By cracking down on the parent bake sales as well as the corporate vending machines, Combs has avoided a plate-throwing confrontation with big contractors who bristled at the suggestion that their products were making kids fat. Some suppliers of prepared school lunches have even embraced new rules that set a weekly limit on the amount of fat and sugar in the meals. Food-service provider Aramark, for instance, offers popular dishes like penne Alfredo made with less fat. Pizza Hut has reconfigured its school pizza to meet the new fat requirements. Frito-Lay brought in baked chips rather than fried ones and cut portion sizes. Coca-Cola, Pepsi and Nestlé hustled in healthier new offerings too.
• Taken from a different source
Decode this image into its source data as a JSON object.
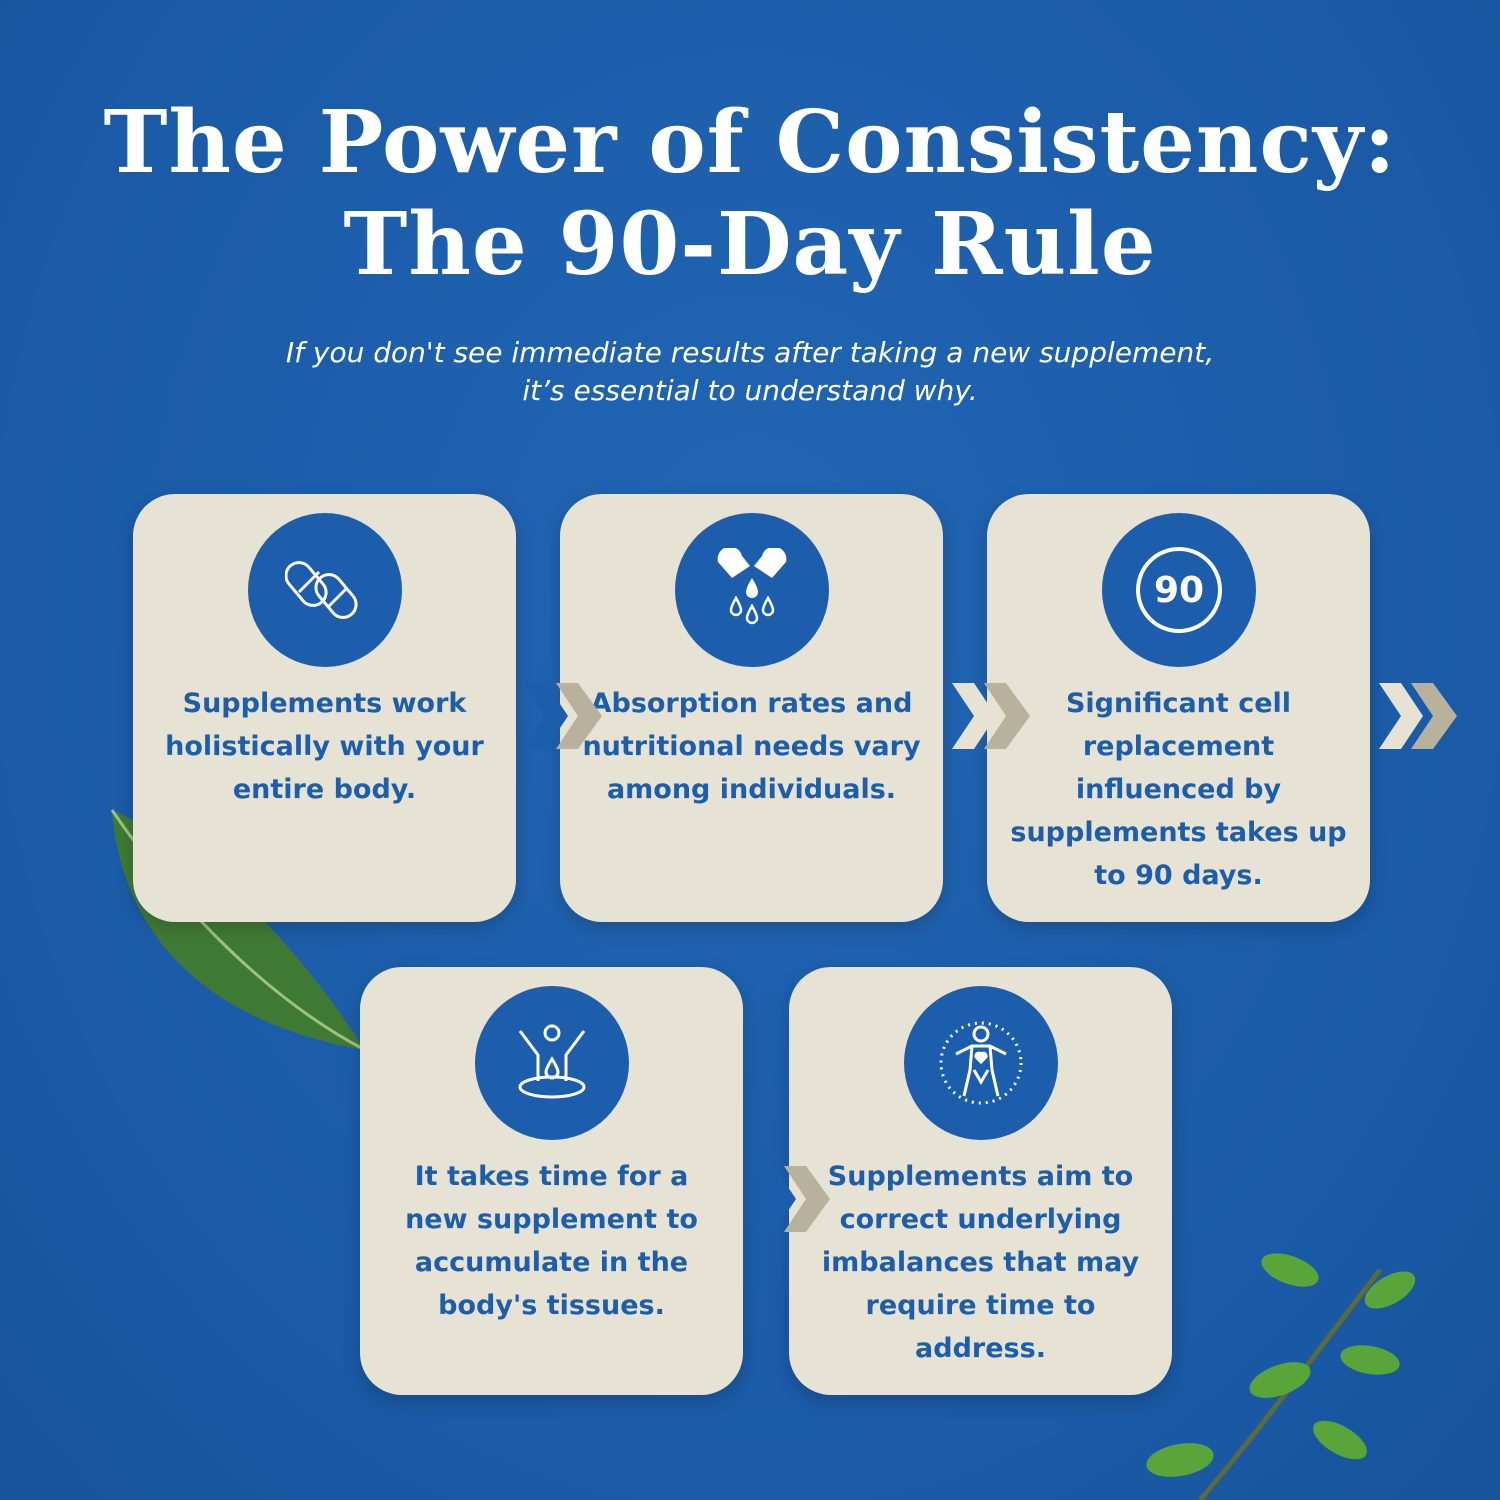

Early skeptics, from principals to PTA moms, are coming around to Combs' point of view, but it hasn't been painless. Richardson High School, north of Dallas, had to shut down its profitable Eagle Emporium, which sold candy that paid for VCRs in every room as well as sheet music for the choir. "As sad as I was to lose the money," says former PTA head Pat Epstein, "we don't need to be stuffing our kids with bad food." At Haggar Elementary School in nearby Plano, principal Vicki Aldridge mourned the loss of the Donuts for Dads events, but was pleasantly surprised when parents bought $800 worth of books for the school instead of spending the money on doughnuts and other sweets.